The Democratic-controlled Senate has passed a budget drafted to President Barack Obama's specifications, voting a few hours after the House approved a similar plan.
The Senate vote was 55-43, along party lines.
The plan calls for spending of $3.5 trillion for the budget year beginning Oct. 1 and has a deficit projected at $1.2 trillion.
It provides for higher spending on domestic programs and clears the way for action later in the year on Obama's call for an overhaul of health care, a new energy policy and changes in federal support for education.
The budget votes mark victories for the Obama administration, but tough battles lie ahead when lawmakers turn to the other items on the president's agenda.
The Democratic-controlled House approved a budget blueprint drawn to President Barack Obama's specifications Thursday and the Senate hastened to follow suit after administration allies rejected alternatives from liberals and conservatives alike.
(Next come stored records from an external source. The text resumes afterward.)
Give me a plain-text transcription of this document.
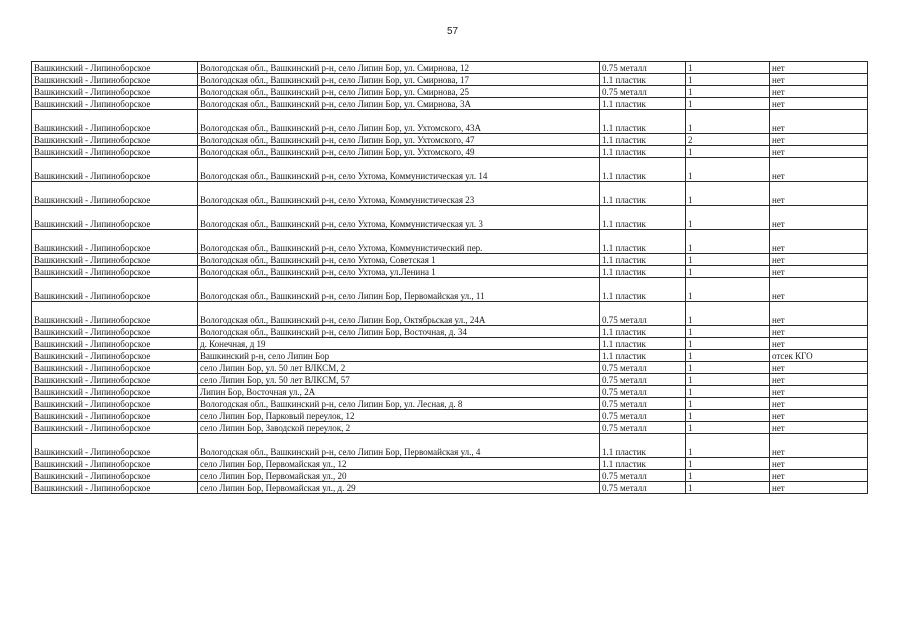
57
Вашкинский - Липиноборское	Вологодская обл., Вашкинский р-н, село Липин Бор, ул. Смирнова, 12	0.75 металл	1	нет
Вашкинский - Липиноборское	Вологодская обл., Вашкинский р-н, село Липин Бор, ул. Смирнова, 17	1.1 пластик	1	нет
Вашкинский - Липиноборское	Вологодская обл., Вашкинский р-н, село Липин Бор, ул. Смирнова, 25	0.75 металл	1	нет
Вашкинский - Липиноборское	Вологодская обл., Вашкинский р-н, село Липин Бор, ул. Смирнова, 3А	1.1 пластик	1	нет
Вашкинский - Липиноборское	Вологодская обл., Вашкинский р-н, село Липин Бор, ул. Ухтомского, 43А	1.1 пластик	1	нет
Вашкинский - Липиноборское	Вологодская обл., Вашкинский р-н, село Липин Бор, ул. Ухтомского, 47	1.1 пластик	2	нет
Вашкинский - Липиноборское	Вологодская обл., Вашкинский р-н, село Липин Бор, ул. Ухтомского, 49	1.1 пластик	1	нет
Вашкинский - Липиноборское	Вологодская обл., Вашкинский р-н, село Ухтома, Коммунистическая ул. 14	1.1 пластик	1	нет
Вашкинский - Липиноборское	Вологодская обл., Вашкинский р-н, село Ухтома, Коммунистическая 23	1.1 пластик	1	нет
Вашкинский - Липиноборское	Вологодская обл., Вашкинский р-н, село Ухтома, Коммунистическая ул. 3	1.1 пластик	1	нет
Вашкинский - Липиноборское	Вологодская обл., Вашкинский р-н, село Ухтома, Коммунистический пер.	1.1 пластик	1	нет
Вашкинский - Липиноборское	Вологодская обл., Вашкинский р-н, село Ухтома, Советская 1	1.1 пластик	1	нет
Вашкинский - Липиноборское	Вологодская обл., Вашкинский р-н, село Ухтома, ул.Ленина 1	1.1 пластик	1	нет
Вашкинский - Липиноборское	Вологодская обл., Вашкинский р-н, село Липин Бор, Первомайская ул., 11	1.1 пластик	1	нет
Вашкинский - Липиноборское	Вологодская обл., Вашкинский р-н, село Липин Бор, Октябрьская ул., 24А	0.75 металл	1	нет
Вашкинский - Липиноборское	Вологодская обл., Вашкинский р-н, село Липин Бор, Восточная, д. 34	1.1 пластик	1	нет
Вашкинский - Липиноборское	д. Конечная, д 19	1.1 пластик	1	нет
Вашкинский - Липиноборское	Вашкинский р-н, село Липин Бор	1.1 пластик	1	отсек КГО
Вашкинский - Липиноборское	село Липин Бор, ул. 50 лет ВЛКСМ, 2	0.75 металл	1	нет
Вашкинский - Липиноборское	село Липин Бор, ул. 50 лет ВЛКСМ, 57	0.75 металл	1	нет
Вашкинский - Липиноборское	Липин Бор, Восточная ул., 2А	0.75 металл	1	нет
Вашкинский - Липиноборское	Вологодская обл., Вашкинский р-н, село Липин Бор, ул. Лесная, д. 8	0.75 металл	1	нет
Вашкинский - Липиноборское	село Липин Бор, Парковый переулок, 12	0.75 металл	1	нет
Вашкинский - Липиноборское	село Липин Бор, Заводской переулок, 2	0.75 металл	1	нет
Вашкинский - Липиноборское	Вологодская обл., Вашкинский р-н, село Липин Бор, Первомайская ул., 4	1.1 пластик	1	нет
Вашкинский - Липиноборское	село Липин Бор, Первомайская ул., 12	1.1 пластик	1	нет
Вашкинский - Липиноборское	село Липин Бор, Первомайская ул., 20	0.75 металл	1	нет
Вашкинский - Липиноборское	село Липин Бор, Первомайская ул., д. 29	0.75 металл	1	нет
The vote in the House was 233-196, largely along party lines, for a $3.6 trillion plan that includes a deficit of $1.2 trillion.
The country wants "real change, and we have come here to make a difference," House Speaker Nancy Pelosi, D-Calif., said as both chambers worked on plans to boost spending on domestic programs, raise taxes on the wealthy in two years' time and clear the way for action later in the year on Obama's priority items of health care, energy and education.
Republicans in both houses accused Democrats of drafting plans that would hurt the recession-ravaged economy in the long run, rather than help it, and saddle future generations with too much debt.
"The administration's budget simply taxes too much, spends too much and borrows too much at a moment when we can least afford it," said the Senate Republican leader, Mitch McConnell of Kentucky.